I recently took a computer vision course taught in both Python and C++, students chose the language they used for assignments. I signed up twice and did both languages. The C++ versions of the exact same tasks are not only significantly faster, they also occupy exponentially less memory, and in a few tasks I was able to trivially introduce C++ threads for jaw dropping speed improvements, while Python's situation for such optimizations is dismally convoluted. From the experience of this class taken twice, it really looks like there are serious gains to be had with an optimization pass via C++/rust/go for many systems that could benefit from multi-core implementations.
Python is a glue language. It is one thing to use it to string together bunch of algorithms written in C. But somebody's got this genius idea of using it as a general language and now we have this backend frameworks that are 2 orders of magnitude slower than they should be.
A popular approach for Python web serving is to launch a number of "workers" (eg via gunicorn, etc), that hang around waiting to serve requests.
Each one of these workers in recently running code (here) idled using ~250MB of non-shared memory.

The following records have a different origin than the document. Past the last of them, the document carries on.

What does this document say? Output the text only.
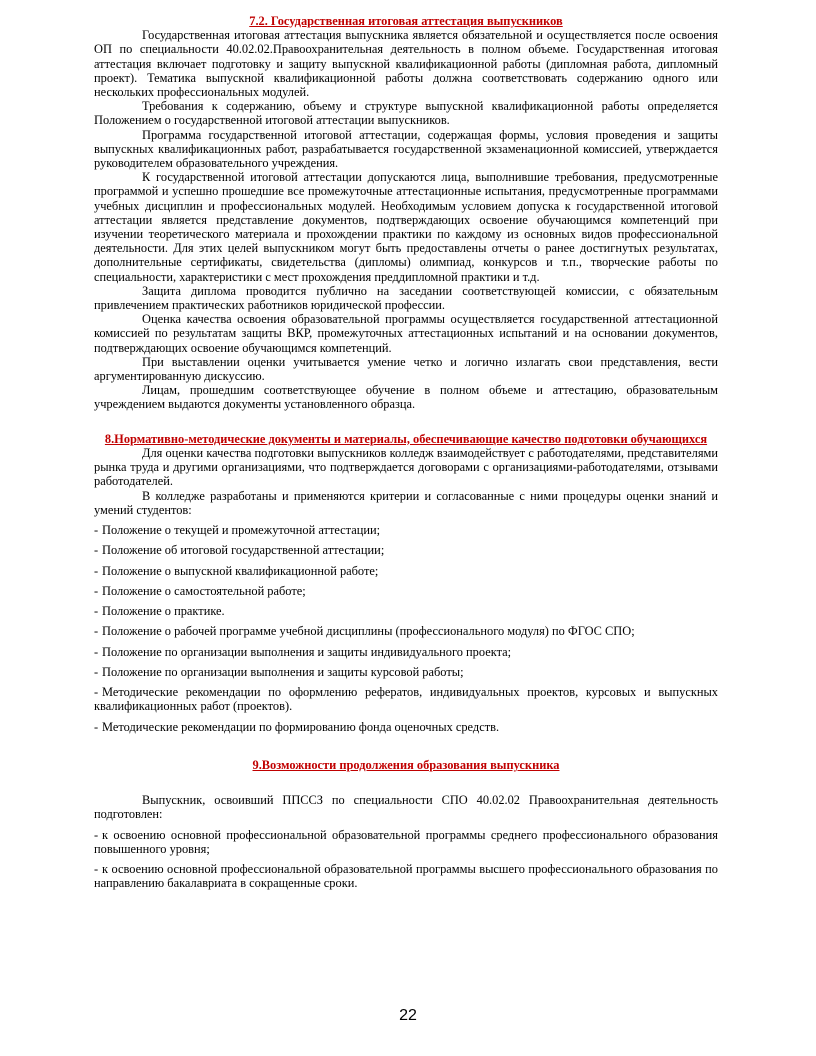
7.2. Государственная итоговая аттестация выпускников

Государственная итоговая аттестация выпускника является обязательной и осуществляется после освоения ОП по специальности 40.02.02.Правоохранительная деятельность в полном объеме. Государственная итоговая аттестация включает подготовку и защиту выпускной квалификационной работы (дипломная работа, дипломный проект). Тематика выпускной квалификационной работы должна соответствовать содержанию одного или нескольких профессиональных модулей.

Требования к содержанию, объему и структуре выпускной квалификационной работы определяется Положением о государственной итоговой аттестации выпускников.

Программа государственной итоговой аттестации, содержащая формы, условия проведения и защиты выпускных квалификационных работ, разрабатывается государственной экзаменационной комиссией, утверждается руководителем образовательного учреждения.

К государственной итоговой аттестации допускаются лица, выполнившие требования, предусмотренные программой и успешно прошедшие все промежуточные аттестационные испытания, предусмотренные программами учебных дисциплин и профессиональных модулей. Необходимым условием допуска к государственной итоговой аттестации является представление документов, подтверждающих освоение обучающимся компетенций при изучении теоретического материала и прохождении практики по каждому из основных видов профессиональной деятельности. Для этих целей выпускником могут быть предоставлены отчеты о ранее достигнутых результатах, дополнительные сертификаты, свидетельства (дипломы) олимпиад, конкурсов и т.п., творческие работы по специальности, характеристики с мест прохождения преддипломной практики и т.д.

Защита диплома проводится публично на заседании соответствующей комиссии, с обязательным привлечением практических работников юридической профессии.

Оценка качества освоения образовательной программы осуществляется государственной аттестационной комиссией по результатам защиты ВКР, промежуточных аттестационных испытаний и на основании документов, подтверждающих освоение обучающимся компетенций.

При выставлении оценки учитывается умение четко и логично излагать свои представления, вести аргументированную дискуссию.

Лицам, прошедшим соответствующее обучение в полном объеме и аттестацию, образовательным учреждением выдаются документы установленного образца.

8.Нормативно-методические документы и материалы, обеспечивающие качество подготовки обучающихся

Для оценки качества подготовки выпускников колледж взаимодействует с работодателями, представителями рынка труда и другими организациями, что подтверждается договорами с организациями-работодателями, отзывами работодателей.

В колледже разработаны и применяются критерии и согласованные с ними процедуры оценки знаний и умений студентов:

- Положение о текущей и промежуточной аттестации;
- Положение об итоговой государственной аттестации;
- Положение о выпускной квалификационной работе;
- Положение о самостоятельной работе;
- Положение о практике.
- Положение о рабочей программе учебной дисциплины (профессионального модуля) по ФГОС СПО;
- Положение по организации выполнения и защиты индивидуального проекта;
- Положение по организации выполнения и защиты курсовой работы;
- Методические рекомендации по оформлению рефератов, индивидуальных проектов, курсовых и выпускных квалификационных работ (проектов).
- Методические рекомендации по формированию фонда оценочных средств.
9.Возможности продолжения образования выпускника

Выпускник, освоивший ППССЗ по специальности СПО 40.02.02 Правоохранительная деятельность подготовлен:

- к освоению основной профессиональной образовательной программы среднего профессионального образования повышенного уровня;
- к освоению основной профессиональной образовательной программы высшего профессионального образования по направлению бакалавриата в сокращенные сроки.
22
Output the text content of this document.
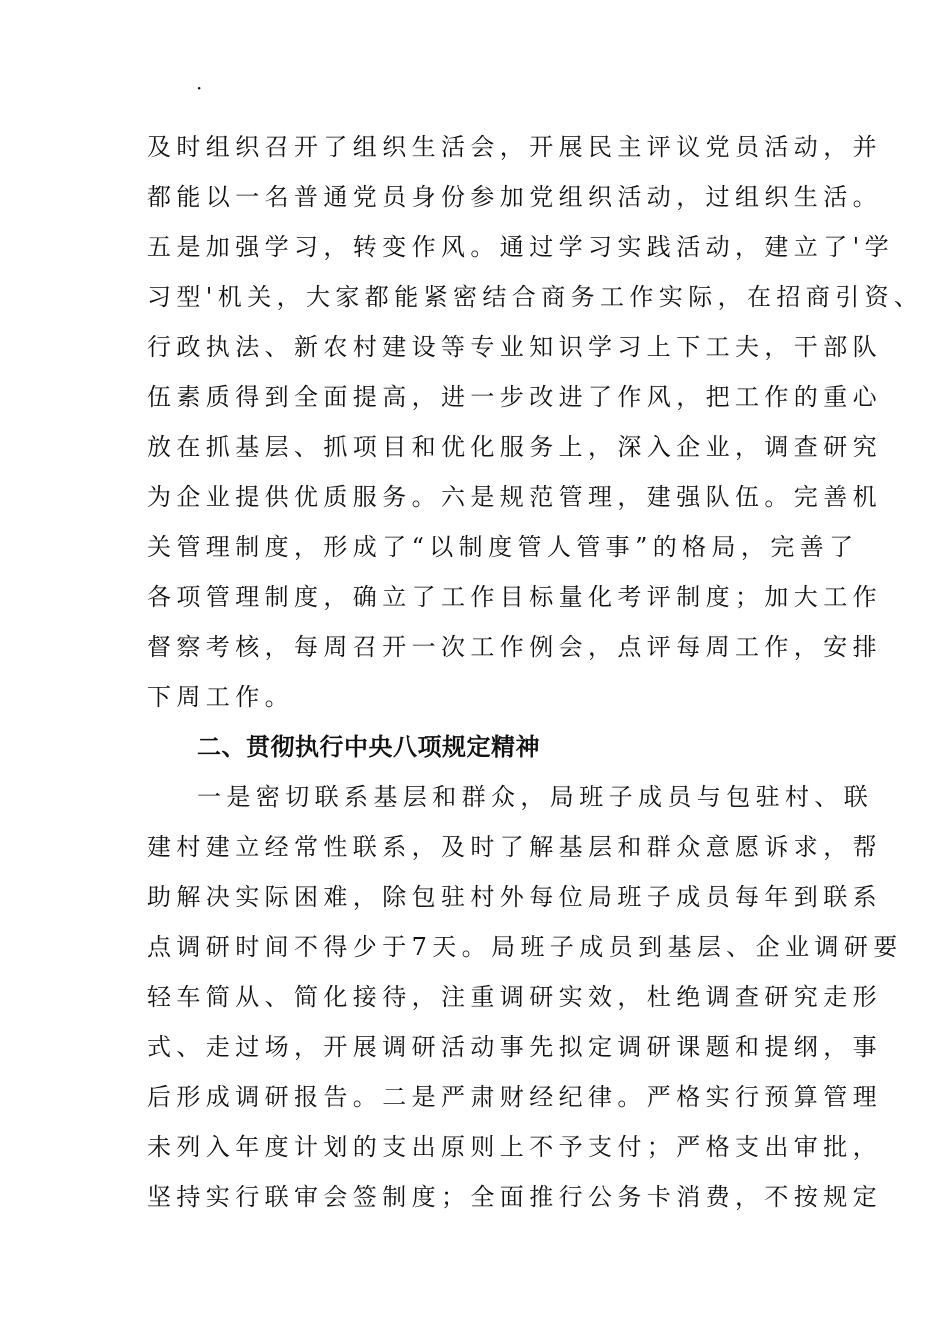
·
及时组织召开了组织生活会，开展民主评议党员活动，并
都能以一名普通党员身份参加党组织活动，过组织生活。
五是加强学习，转变作风。通过学习实践活动，建立了'学
习型'机关，大家都能紧密结合商务工作实际，在招商引资、
行政执法、新农村建设等专业知识学习上下工夫，干部队
伍素质得到全面提高，进一步改进了作风，把工作的重心
放在抓基层、抓项目和优化服务上，深入企业，调查研究
为企业提供优质服务。六是规范管理，建强队伍。完善机
关管理制度，形成了“以制度管人管事”的格局，完善了
各项管理制度，确立了工作目标量化考评制度；加大工作
督察考核，每周召开一次工作例会，点评每周工作，安排
下周工作。
二、贯彻执行中央八项规定精神
一是密切联系基层和群众，局班子成员与包驻村、联
建村建立经常性联系，及时了解基层和群众意愿诉求，帮
助解决实际困难，除包驻村外每位局班子成员每年到联系
点调研时间不得少于7天。局班子成员到基层、企业调研要
轻车简从、简化接待，注重调研实效，杜绝调查研究走形
式、走过场，开展调研活动事先拟定调研课题和提纲，事
后形成调研报告。二是严肃财经纪律。严格实行预算管理
未列入年度计划的支出原则上不予支付；严格支出审批，
坚持实行联审会签制度；全面推行公务卡消费，不按规定
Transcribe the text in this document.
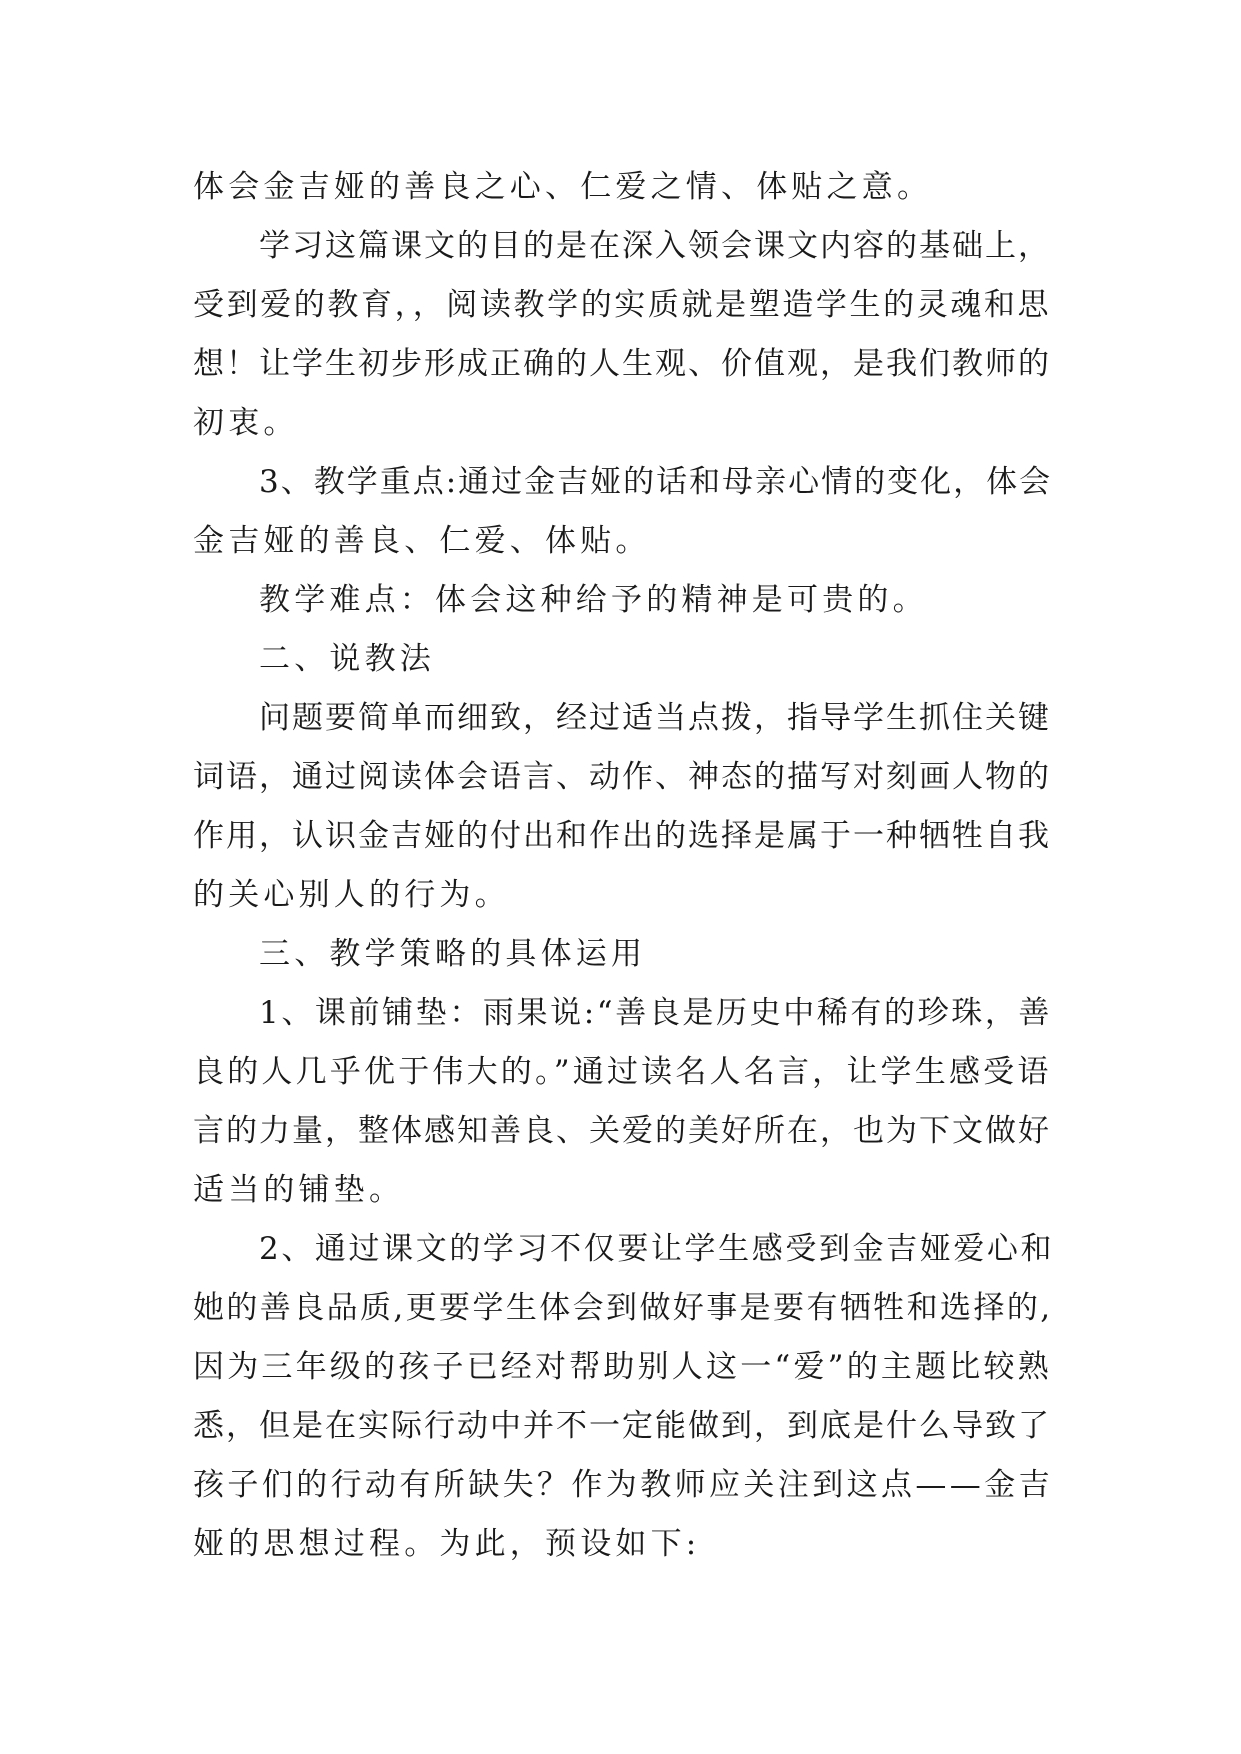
体会金吉娅的善良之心、仁爱之情、体贴之意。
学习这篇课文的目的是在深入领会课文内容的基础上，
受到爱的教育，，阅读教学的实质就是塑造学生的灵魂和思
想！让学生初步形成正确的人生观、价值观，是我们教师的
初衷。
3、教学重点:通过金吉娅的话和母亲心情的变化，体会
金吉娅的善良、仁爱、体贴。
教学难点：体会这种给予的精神是可贵的。
二、说教法
问题要简单而细致，经过适当点拨，指导学生抓住关键
词语，通过阅读体会语言、动作、神态的描写对刻画人物的
作用，认识金吉娅的付出和作出的选择是属于一种牺牲自我
的关心别人的行为。
三、教学策略的具体运用
1、课前铺垫：雨果说:“善良是历史中稀有的珍珠，善
良的人几乎优于伟大的。”通过读名人名言，让学生感受语
言的力量，整体感知善良、关爱的美好所在，也为下文做好
适当的铺垫。
2、通过课文的学习不仅要让学生感受到金吉娅爱心和
她的善良品质,更要学生体会到做好事是要有牺牲和选择的,
因为三年级的孩子已经对帮助别人这一“爱”的主题比较熟
悉，但是在实际行动中并不一定能做到，到底是什么导致了
孩子们的行动有所缺失？作为教师应关注到这点——金吉
娅的思想过程。为此，预设如下:
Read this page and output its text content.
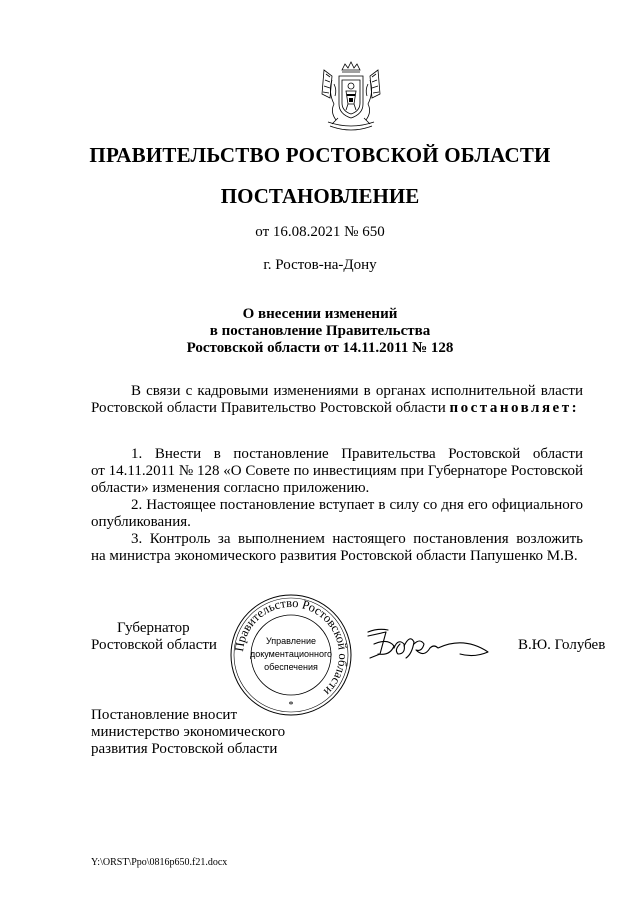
ПРАВИТЕЛЬСТВО РОСТОВСКОЙ ОБЛАСТИ
ПОСТАНОВЛЕНИЕ
от 16.08.2021 № 650
г. Ростов-на-Дону
О внесении изменений
в постановление Правительства
Ростовской области от 14.11.2011 № 128
В связи с кадровыми изменениями в органах исполнительной власти
Ростовской области Правительство Ростовской области постановляет:
1. Внести в постановление Правительства Ростовской области
от 14.11.2011 № 128 «О Совете по инвестициям при Губернаторе Ростовской
области» изменения согласно приложению.
2. Настоящее постановление вступает в силу со дня его официального
опубликования.
3. Контроль за выполнением настоящего постановления возложить
на министра экономического развития Ростовской области Папушенко М.В.
Губернатор
Ростовской области Правительство Ростовской области
Управление
документационного
обеспечения
*
В.Ю. Голубев
Постановление вносит
министерство экономического
развития Ростовской области
Y:\ORST\Ppo\0816p650.f21.docx
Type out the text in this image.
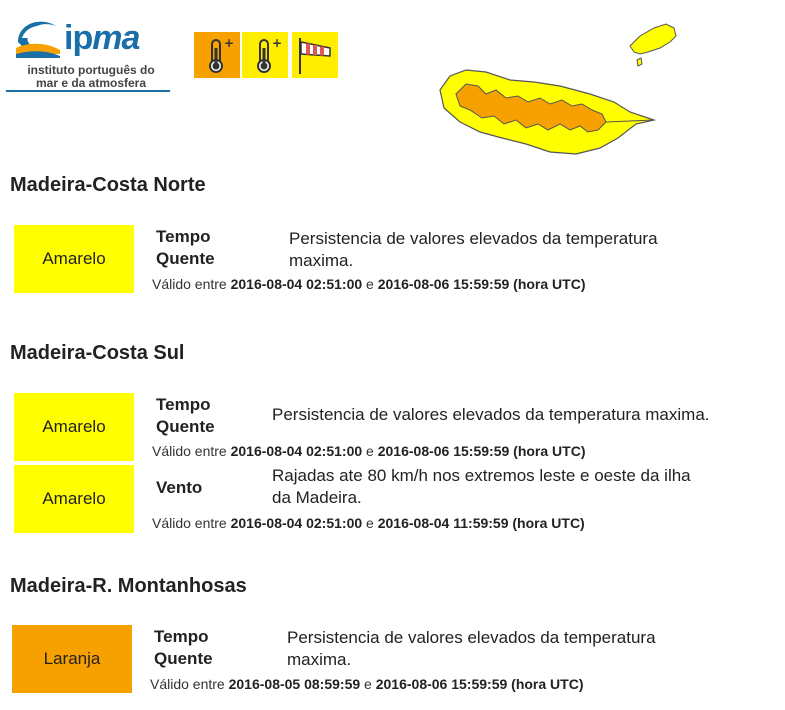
ipma
instituto português do
mar e da atmosfera
+	+
Madeira-Costa Norte
Amarelo
Tempo
Quente
Persistencia de valores elevados da temperatura
maxima.
Válido entre 2016-08-04 02:51:00 e 2016-08-06 15:59:59 (hora UTC)
Madeira-Costa Sul
Amarelo
Tempo
Quente
Persistencia de valores elevados da temperatura maxima.
Válido entre 2016-08-04 02:51:00 e 2016-08-06 15:59:59 (hora UTC)
Amarelo
Vento
Rajadas ate 80 km/h nos extremos leste e oeste da ilha
da Madeira.
Válido entre 2016-08-04 02:51:00 e 2016-08-04 11:59:59 (hora UTC)
Madeira-R. Montanhosas
Laranja
Tempo
Quente
Persistencia de valores elevados da temperatura
maxima.
Válido entre 2016-08-05 08:59:59 e 2016-08-06 15:59:59 (hora UTC)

With about 40 workers needed to handle some fairly basic load. :(
Rewrote the code in Go. No need for workers (just using goroutines), and the whole thing idles using about 20MB of memory, completely replacing all those Python workers. o_O
This doesn't seem to be all that unusual for Python either.
In a forking model that shouldn’t be the case, I guess all the workers are loading and initializing things post-fork that likely could have been accomplished pre-fork?
That said, Python devs are some of the worst engineers I encounter, so it’s not surprising things are being implemented incorrectly.
Last I heard, forking wasn’t a very effective memory-sharing technique on CPython because of the way it does reference counting: if you load things in before you fork, when the children start doing work they update the refcounts on all those pre-loaded objects and scribble all over that memory, forcing most of the pages to be copied anyway.
I worked on an facial recognition system written in C++ that used SIMD optimizations to achieve 25M facial compares per core per second. On that same system I wrote an optimized ffmpeg player library that only consumed one core while doing a few hundred frames per second with 4K video.